Just as you’ll see Supreme partnering with Comme des Garcons or Vans, Crocs appears to see the value of working with high-fashion brands, in spite of their product being positioned as ugly, ironic fashion. These partnerships date back to 2016, when the brand worked with Christopher Kane to develop a marble-patterned clog featuring large crystal Jibbitz. The shoe debuted in one of Kane’s 2017 runway shows. More prominently – both in the literal and figurative senses – was the platform clog Balenciaga unveiled in 2018 – right at the height of its dad fashion era, filled with stonewashed jeans, pleats, and shapeless, oversized silhouettes. Also introduced on the runway, these eventually sold for $850 USD, and combined a ‘70s-esque platform in a solid pink or tan silhouette with various jewel- and pin-shaped Jibbitz.

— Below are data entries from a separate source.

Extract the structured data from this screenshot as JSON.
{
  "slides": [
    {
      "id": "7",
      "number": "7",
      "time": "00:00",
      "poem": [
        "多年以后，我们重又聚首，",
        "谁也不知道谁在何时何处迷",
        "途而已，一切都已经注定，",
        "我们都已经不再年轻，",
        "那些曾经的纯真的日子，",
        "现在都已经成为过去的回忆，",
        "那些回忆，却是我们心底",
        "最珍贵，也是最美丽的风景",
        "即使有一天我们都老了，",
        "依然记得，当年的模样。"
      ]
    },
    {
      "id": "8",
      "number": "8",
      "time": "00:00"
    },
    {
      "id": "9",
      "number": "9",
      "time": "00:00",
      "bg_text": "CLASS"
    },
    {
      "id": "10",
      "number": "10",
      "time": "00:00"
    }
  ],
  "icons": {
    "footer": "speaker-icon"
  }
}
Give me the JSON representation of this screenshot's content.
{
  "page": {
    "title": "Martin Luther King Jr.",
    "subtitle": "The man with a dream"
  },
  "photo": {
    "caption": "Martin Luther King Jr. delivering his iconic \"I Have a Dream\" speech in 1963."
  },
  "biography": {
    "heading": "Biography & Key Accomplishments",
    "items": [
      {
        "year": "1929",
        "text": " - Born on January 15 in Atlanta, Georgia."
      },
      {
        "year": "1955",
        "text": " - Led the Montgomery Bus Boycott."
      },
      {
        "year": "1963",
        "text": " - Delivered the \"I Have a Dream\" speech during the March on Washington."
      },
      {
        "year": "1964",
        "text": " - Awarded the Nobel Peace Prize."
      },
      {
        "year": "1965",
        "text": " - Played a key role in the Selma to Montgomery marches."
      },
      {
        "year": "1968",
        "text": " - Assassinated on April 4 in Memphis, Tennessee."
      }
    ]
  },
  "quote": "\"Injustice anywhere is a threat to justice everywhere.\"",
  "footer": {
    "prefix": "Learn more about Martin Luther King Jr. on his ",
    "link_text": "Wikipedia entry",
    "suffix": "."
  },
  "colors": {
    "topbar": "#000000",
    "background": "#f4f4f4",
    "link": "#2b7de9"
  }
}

More subdued and angled toward everyday wear, Crocs continued to dabble with patterns by partnering with Liberty London early in 2020. Yet, Crocs’ partnerships aren’t limited to other fashion brands. Taking another cue from out-there streetwear collabs, the company worked with KFC – yes, the fried chicken chain – to introduce a shoe featuring a photographic fried chicken pattern – complemented by a red and white striped edge. The shoes were accompanied by Jibbitz allegedly intended to smell like fried chicken. Stemming off this surge, demand for Crocs has soared on the streetwear resale market. On StockX specifically, prices have jumped 80 percent since January, with the average pair selling for three times what you’ll pay in stores. Searches, meanwhile, have surpassed other shoe styles eightfold. Will the demand last? It’s hard to say, but as long as we’re all staying home and traveling minimally, Crocs are finding a second life.